Cara Cek Desil Secara Online
Melalui Situs Web Resmi Metode ini paling mudah dilakukan karena Anda tidak perlu mengunduh aplikasi atau melakukan registrasi akun yang rumit.
- Buka browser di HP atau komputer dan akses: https://cekbansos.kemensos.go.id.
- Pilih wilayah domisili Anda (Provinsi, Kabupaten/Kota, Kecamatan, dan Desa/Kelurahan).
- Masukkan Nama Lengkap Anda sesuai dengan KTP.
- Ketikkan 4 huruf kode captcha yang muncul di kotak verifikasi.
- Klik tombol “CARI DATA”.
Hasil: Jika terdaftar, sistem akan menampilkan tabel status bantuan. Kategori desil biasanya akan muncul di kolom keterangan atau status kepesertaan.
Melalui Aplikasi “Cek Bansos” jika anda ingin melihat rincian profil ekonomi Anda yang terekam di sistem DTSEN (Data Tunggal Sosial Ekonomi Nasional), cara ini lebih disarankan.
- Unduh aplikasi “Cek Bansos” resmi dari Kementerian Sosial di Google Play Store atau App Store.
- Buat Akun Baru: Masukkan NIK, nomor KK, dan alamat email. Anda akan diminta mengunggah foto KTP dan swafoto (selfie) memegang KTP untuk verifikasi identitas.
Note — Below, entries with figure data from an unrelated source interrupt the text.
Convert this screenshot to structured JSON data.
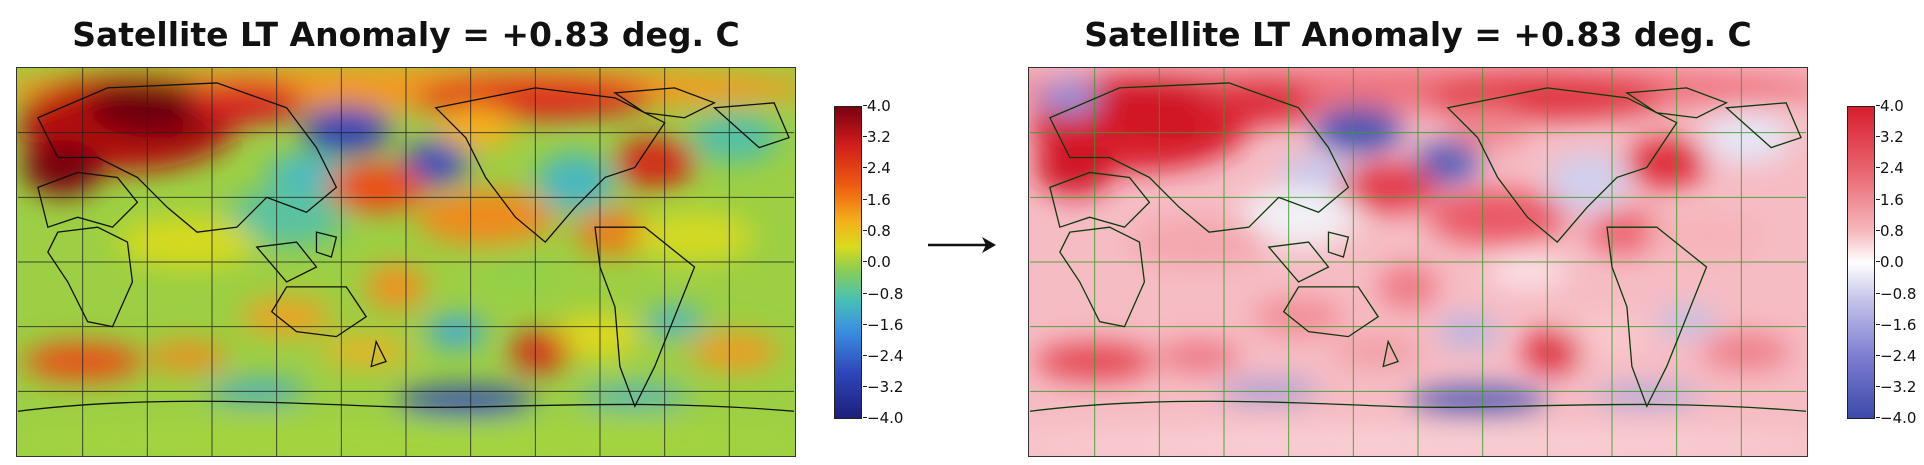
{
  "panels": [
    {
      "title": "Satellite LT Anomaly = +0.83 deg. C",
      "colormap": "jet-like (blue-cyan-green-yellow-red)",
      "grid_color": "#222222",
      "coastline_color": "#111111"
    },
    {
      "title": "Satellite LT Anomaly = +0.83 deg. C",
      "colormap": "diverging blue-white-red",
      "grid_color": "#3a9a2a",
      "coastline_color": "#0b3a0b"
    }
  ],
  "colorbar": {
    "ticks": [
      "4.0",
      "3.2",
      "2.4",
      "1.6",
      "0.8",
      "0.0",
      "−0.8",
      "−1.6",
      "−2.4",
      "−3.2",
      "−4.0"
    ],
    "range": [
      -4.0,
      4.0
    ]
  },
  "arrow_icon": "right-arrow-icon"
}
- Tunggu aktivasi akun melalui email (biasanya diproses oleh admin Kemensos).
- Setelah akun aktif, Login kembali ke aplikasi.
- Klik menu “Profil”.
Penyebab Tidak Layak Terima Bansos Meskipun masuk dalam data desil rendah, seseorang bisa dinyatakan tidak layak jika:
- Alamat tidak ditemukan atau data kependudukan tidak valid.
- Sudah meninggal dunia.
- Terdaftar sebagai ASN, TNI, Polri, Pejabat Negara, atau pegawai BUMN/BUMD (termasuk jika ada anggota keluarga inti yang bekerja di sektor tersebut).
Kesimpulan: Pengecekan desil sangat penting bagi masyarakat untuk memastikan kelayakan dan status mereka dalam menerima bantuan pemerintah seperti PKH, BPNT, dan bantuan kesehatan di tahun 2026.